If the story hadn't drawn my attention to this, I might not have noticed that the boys born as boys were essentially spear-carriers and buffoons.

Write a story about an all-girls school, and make no excuses. A beta-reader must have complained where were the boys. Who cares? Stories with all boys or girls are fine. Better to execute swiftly than to back up and back fill a pseudo-psychology that doesn't mirror reality. Besides, all-boys or all-girl stories call for a different dynamic from the norm. It could excite reader interest.

This is a tiny part of the story--one page out of 176--and no doubt it distorts the weight it should have in this review.

Aside from these missteps, the story is thoroughly enjoyable and recommended for fans of portal fantasies everywhere.

Wednesday, June 22, 2016

"Möbius" by Christopher Weber

Appeared in Writers of the Future 32.


Summary:
Detective Elizabeth Arus, who investigates gene crime, is on trail of a gene hacker. When she corners him, she is stabbed and loses consciousness.

After she awakes, her father hovers over her.

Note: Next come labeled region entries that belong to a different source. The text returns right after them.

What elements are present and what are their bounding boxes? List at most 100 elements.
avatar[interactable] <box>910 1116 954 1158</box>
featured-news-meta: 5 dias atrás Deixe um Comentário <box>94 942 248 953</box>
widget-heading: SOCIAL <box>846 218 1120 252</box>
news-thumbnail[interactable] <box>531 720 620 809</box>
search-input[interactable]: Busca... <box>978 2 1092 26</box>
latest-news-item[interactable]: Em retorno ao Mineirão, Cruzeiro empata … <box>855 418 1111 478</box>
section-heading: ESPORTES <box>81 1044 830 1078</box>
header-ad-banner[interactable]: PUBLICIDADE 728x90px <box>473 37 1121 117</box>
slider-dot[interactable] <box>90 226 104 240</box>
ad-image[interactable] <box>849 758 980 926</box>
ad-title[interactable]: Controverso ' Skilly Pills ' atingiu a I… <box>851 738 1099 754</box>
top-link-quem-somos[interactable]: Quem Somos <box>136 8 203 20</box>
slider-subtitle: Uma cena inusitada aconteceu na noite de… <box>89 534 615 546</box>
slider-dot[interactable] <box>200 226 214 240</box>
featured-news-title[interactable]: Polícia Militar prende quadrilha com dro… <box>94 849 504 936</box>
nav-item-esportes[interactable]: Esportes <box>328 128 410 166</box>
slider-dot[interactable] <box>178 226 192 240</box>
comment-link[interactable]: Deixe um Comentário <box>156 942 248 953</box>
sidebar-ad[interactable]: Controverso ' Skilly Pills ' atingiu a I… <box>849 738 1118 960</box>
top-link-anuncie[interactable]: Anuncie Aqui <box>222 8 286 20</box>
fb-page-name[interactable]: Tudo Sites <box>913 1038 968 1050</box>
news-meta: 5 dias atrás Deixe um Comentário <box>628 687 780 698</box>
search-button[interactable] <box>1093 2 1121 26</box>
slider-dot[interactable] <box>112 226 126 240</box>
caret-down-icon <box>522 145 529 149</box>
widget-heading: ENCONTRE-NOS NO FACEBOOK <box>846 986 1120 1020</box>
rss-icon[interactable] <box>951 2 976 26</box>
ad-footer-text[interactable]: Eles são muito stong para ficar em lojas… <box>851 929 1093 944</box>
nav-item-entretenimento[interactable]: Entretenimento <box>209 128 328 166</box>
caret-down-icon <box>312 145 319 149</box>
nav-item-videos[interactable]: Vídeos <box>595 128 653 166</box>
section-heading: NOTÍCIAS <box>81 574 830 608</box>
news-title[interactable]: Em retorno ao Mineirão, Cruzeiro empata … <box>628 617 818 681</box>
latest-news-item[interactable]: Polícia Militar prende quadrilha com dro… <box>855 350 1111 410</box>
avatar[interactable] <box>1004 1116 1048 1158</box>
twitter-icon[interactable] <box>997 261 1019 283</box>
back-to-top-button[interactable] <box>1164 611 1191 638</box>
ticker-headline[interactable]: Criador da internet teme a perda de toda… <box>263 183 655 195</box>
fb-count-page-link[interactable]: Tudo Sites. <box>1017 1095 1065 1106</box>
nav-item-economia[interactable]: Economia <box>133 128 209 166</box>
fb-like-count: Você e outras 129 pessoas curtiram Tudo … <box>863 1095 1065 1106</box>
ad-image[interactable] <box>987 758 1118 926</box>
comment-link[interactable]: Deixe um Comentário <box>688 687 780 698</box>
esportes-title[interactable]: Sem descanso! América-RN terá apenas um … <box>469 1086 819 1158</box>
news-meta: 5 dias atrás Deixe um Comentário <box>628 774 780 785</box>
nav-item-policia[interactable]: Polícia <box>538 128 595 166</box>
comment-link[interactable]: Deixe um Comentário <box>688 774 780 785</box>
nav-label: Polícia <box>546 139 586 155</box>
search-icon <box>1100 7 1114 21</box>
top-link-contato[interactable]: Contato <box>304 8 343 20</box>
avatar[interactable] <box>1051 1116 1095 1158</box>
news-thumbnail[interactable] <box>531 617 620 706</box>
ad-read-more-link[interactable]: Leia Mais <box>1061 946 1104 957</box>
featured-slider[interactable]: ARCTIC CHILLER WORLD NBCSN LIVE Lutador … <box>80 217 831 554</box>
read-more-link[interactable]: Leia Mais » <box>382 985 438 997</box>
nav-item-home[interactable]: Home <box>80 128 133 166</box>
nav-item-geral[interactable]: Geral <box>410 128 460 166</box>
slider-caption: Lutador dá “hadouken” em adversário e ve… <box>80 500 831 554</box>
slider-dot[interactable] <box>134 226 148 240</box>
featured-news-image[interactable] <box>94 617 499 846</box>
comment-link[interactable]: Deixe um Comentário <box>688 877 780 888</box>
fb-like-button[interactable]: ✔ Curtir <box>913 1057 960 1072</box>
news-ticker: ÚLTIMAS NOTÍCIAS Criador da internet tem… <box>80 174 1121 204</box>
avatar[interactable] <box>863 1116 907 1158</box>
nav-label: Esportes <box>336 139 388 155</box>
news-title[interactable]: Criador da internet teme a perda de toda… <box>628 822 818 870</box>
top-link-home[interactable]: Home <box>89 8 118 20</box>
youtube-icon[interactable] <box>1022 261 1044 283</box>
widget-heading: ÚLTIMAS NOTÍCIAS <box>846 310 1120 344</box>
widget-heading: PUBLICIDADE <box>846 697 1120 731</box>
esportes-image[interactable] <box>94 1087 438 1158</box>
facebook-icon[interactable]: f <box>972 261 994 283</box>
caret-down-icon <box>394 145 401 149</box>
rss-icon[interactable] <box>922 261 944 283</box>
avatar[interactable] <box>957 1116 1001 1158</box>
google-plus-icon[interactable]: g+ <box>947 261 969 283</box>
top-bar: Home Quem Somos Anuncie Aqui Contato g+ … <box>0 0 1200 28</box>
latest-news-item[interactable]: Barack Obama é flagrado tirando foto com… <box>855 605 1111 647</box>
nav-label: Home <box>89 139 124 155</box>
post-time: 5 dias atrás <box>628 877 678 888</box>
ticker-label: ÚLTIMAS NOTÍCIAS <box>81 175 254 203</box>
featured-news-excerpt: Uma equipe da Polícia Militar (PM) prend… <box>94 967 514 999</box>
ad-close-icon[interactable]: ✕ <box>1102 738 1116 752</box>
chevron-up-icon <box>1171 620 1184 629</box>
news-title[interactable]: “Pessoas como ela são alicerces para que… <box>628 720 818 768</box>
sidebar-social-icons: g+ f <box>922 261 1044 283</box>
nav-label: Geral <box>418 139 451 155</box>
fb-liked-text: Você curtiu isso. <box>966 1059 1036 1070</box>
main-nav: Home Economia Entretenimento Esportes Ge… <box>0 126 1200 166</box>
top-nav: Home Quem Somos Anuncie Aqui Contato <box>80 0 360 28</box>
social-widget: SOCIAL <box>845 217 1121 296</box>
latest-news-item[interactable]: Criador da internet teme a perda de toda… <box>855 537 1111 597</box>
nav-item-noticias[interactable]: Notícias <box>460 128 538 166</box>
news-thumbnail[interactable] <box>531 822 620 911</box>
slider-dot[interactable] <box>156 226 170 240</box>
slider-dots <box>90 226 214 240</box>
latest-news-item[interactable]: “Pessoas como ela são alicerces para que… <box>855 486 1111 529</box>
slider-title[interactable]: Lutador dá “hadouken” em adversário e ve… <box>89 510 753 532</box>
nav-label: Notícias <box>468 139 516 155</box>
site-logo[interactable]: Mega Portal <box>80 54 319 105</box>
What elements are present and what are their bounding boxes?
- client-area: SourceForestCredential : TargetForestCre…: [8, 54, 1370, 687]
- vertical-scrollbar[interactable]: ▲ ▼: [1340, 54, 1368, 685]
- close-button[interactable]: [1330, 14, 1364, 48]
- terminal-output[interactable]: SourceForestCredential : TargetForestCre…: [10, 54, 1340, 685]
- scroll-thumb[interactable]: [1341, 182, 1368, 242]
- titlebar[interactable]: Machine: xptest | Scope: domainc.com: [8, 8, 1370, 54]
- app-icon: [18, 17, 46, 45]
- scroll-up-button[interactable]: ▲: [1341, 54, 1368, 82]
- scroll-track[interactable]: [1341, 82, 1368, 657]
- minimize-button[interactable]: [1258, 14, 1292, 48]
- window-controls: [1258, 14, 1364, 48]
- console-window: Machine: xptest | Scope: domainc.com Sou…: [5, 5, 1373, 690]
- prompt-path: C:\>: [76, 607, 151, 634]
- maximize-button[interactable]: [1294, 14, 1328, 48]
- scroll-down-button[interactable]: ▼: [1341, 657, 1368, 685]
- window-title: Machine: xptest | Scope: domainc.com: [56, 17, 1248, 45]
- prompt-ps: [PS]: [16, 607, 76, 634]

He says that she had been knocked out and drugged for four days since her health required this. But what her colleagues tell her about the scene of her last memory--half of her blood discovered at the crime but not her body--and what her doctor father says about no cuts found on her body, do not add up. The answers she digs up unearths a larger secret.

Discussion with minor spoilers:
Weber's style is facile, akin to popular writers. While not especially evocative, it does enthrall. His tale here has a cool premise and mystery although the ending serves up "The Lady or the Tiger" keeping it from tackling the larger issues at stake. Since the title doesn't play an integral role in content, it suggests a more thematic use (perhaps like John Barth's "Frame-Tale" from Lost in the Funhouse or Samuel Delany's Dhalgren) although this use is not immediately evident unless we are meant to believe this has happened many times before, which the text has not indicated.